There was something appropriate in the way that Bayern Munich's Joshua Kimmich celebrated his team's Champions League triumph over Paris St Germain on Sunday.
More than 90 minutes after the final whistle had blown on the 1-0 victory, Kimmich sat in the centre circle, in front of 65,000 empty seats at the Estadio da Luz, banging on a drum.
It was not quite full-on social distancing - the full-back was joined in the middle of the field by team-mates Serge Gnabry and David Alaba - but it was poignant nonetheless.
This has been a Champions League season that was stopped, like so many aspects of life, in March by the COVID-19 pandemic but which was completed in the Portuguese capital, albeit in highly unusual circumstances.
Seven games in 11 days were played in two venues in Lisbon, culminating in Sunday's final, but fans were not allowed into the stadiums with those present limited to a handful of team officials, security and medical staff and media.
Somehow, despite the alien surrounds and the lack of anything resembling a football atmosphere, the players produced some memorable games with Bayern deservedly crowned European champions.
"It has been an extreme challenge for us," Aleksander Ceferin, president of European soccer's governing body UEFA told Reuters before Sunday's final.
"The most challenging was everything connected to health and this virus which is spreading all around the world," he said. "We try to control everybody, to be locked to be, separated from the rest of the world, but it is a huge task. That was the main challenge."
While players were kept in team hotels and training facilities, isolated from the outside world, UEFA carried out regular testing throughout the tournament and together with the Europa League, UEFA Youth League and Women's Champions League, over 12,000 tests have been carried out.
The Champions League final is supposed to be a festival of football though, a chance for fans to enjoy a weekend in a European city and celebrate their team's success while partying night and day.
But not even in a personal invite from the Portuguese Prime Minister Antonio Costa could persuade more than a handful of supporters to travel to Lisbon for games they could not attend.
"It is different, but today it is what we have to put up with in daily life, we have to adapt, but what is important is the love of the game that we have to preach and love for the team: Go Bayern!” said Jaice Domingues, a Brazilian living in Lisbon who was taking pictures next to the huge inflatable Champions League cup in the main Rossio square.

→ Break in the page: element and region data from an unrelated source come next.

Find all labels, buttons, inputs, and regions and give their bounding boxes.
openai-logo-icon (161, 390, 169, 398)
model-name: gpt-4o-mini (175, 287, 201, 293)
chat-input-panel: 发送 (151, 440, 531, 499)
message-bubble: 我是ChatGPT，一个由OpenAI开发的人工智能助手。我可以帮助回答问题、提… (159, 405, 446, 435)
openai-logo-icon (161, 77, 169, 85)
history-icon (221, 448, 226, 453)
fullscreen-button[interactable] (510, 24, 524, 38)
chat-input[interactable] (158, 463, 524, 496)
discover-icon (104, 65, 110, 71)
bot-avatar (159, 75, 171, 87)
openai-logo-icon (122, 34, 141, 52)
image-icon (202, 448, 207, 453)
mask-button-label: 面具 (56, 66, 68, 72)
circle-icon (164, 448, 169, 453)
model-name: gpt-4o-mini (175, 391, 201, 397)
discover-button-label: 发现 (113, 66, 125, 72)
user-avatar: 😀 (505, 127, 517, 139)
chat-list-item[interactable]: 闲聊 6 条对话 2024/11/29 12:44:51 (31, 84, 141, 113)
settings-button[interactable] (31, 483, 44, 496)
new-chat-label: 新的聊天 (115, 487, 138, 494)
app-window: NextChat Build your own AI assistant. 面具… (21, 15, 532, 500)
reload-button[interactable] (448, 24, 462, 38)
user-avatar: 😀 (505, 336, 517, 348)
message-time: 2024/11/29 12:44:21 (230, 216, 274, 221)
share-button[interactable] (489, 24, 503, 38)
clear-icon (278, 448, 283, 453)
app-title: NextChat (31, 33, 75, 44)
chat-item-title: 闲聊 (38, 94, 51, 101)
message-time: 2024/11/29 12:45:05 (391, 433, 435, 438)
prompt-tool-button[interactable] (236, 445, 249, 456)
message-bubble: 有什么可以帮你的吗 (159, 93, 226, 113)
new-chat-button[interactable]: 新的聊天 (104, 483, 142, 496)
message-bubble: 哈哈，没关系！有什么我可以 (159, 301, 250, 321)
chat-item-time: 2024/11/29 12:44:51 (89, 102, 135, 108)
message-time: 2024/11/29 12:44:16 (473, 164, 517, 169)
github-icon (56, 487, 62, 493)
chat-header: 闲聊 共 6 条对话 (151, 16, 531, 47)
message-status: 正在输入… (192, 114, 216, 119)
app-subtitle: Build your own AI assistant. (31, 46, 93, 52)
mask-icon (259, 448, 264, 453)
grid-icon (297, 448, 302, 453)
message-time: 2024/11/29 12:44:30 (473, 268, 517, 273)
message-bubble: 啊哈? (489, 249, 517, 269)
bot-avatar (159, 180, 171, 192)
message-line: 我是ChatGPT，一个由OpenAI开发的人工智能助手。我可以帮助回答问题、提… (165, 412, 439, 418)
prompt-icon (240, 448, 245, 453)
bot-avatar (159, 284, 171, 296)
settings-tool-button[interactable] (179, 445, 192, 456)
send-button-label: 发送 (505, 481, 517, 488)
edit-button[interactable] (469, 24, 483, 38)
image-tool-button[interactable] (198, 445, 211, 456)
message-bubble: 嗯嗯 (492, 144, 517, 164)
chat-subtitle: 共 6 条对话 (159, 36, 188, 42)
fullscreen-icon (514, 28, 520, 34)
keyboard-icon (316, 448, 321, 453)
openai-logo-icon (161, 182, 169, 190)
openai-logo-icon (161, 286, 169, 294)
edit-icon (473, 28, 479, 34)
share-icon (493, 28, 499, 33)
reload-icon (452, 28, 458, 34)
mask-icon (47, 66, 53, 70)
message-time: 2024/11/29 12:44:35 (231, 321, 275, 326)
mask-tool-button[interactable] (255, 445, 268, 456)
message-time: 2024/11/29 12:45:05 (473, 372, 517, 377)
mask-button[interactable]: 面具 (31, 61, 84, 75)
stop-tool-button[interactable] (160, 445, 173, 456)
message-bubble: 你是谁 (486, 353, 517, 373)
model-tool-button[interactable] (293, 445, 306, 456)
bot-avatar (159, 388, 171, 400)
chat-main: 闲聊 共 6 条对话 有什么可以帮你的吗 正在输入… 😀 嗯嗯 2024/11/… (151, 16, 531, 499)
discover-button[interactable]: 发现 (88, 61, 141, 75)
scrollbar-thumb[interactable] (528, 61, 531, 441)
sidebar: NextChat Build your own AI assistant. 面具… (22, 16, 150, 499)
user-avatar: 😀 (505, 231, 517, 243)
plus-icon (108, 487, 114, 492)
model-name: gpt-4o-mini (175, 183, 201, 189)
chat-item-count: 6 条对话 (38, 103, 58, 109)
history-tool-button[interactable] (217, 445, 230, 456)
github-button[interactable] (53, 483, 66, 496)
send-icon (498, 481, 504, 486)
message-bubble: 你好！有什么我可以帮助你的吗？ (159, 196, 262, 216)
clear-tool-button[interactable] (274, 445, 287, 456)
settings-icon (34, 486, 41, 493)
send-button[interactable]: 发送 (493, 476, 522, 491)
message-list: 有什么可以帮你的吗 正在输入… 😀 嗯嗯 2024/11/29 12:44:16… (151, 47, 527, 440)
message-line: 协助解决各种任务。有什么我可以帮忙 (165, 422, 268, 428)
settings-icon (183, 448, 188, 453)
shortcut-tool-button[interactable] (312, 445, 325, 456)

Some fans from France waited at Paris St Germain's hotel to try to raise their spirits when the team's bus returned with the defeated players.
Even amid his team's celebration, Bayern coach Hansi Flick acknowledged the absent element to his team's memorable sixth European Cup win.
"What is missing are the fans. Maybe the future will bring games with fans again - this sport, or a stadium like this one here, simply deserves that".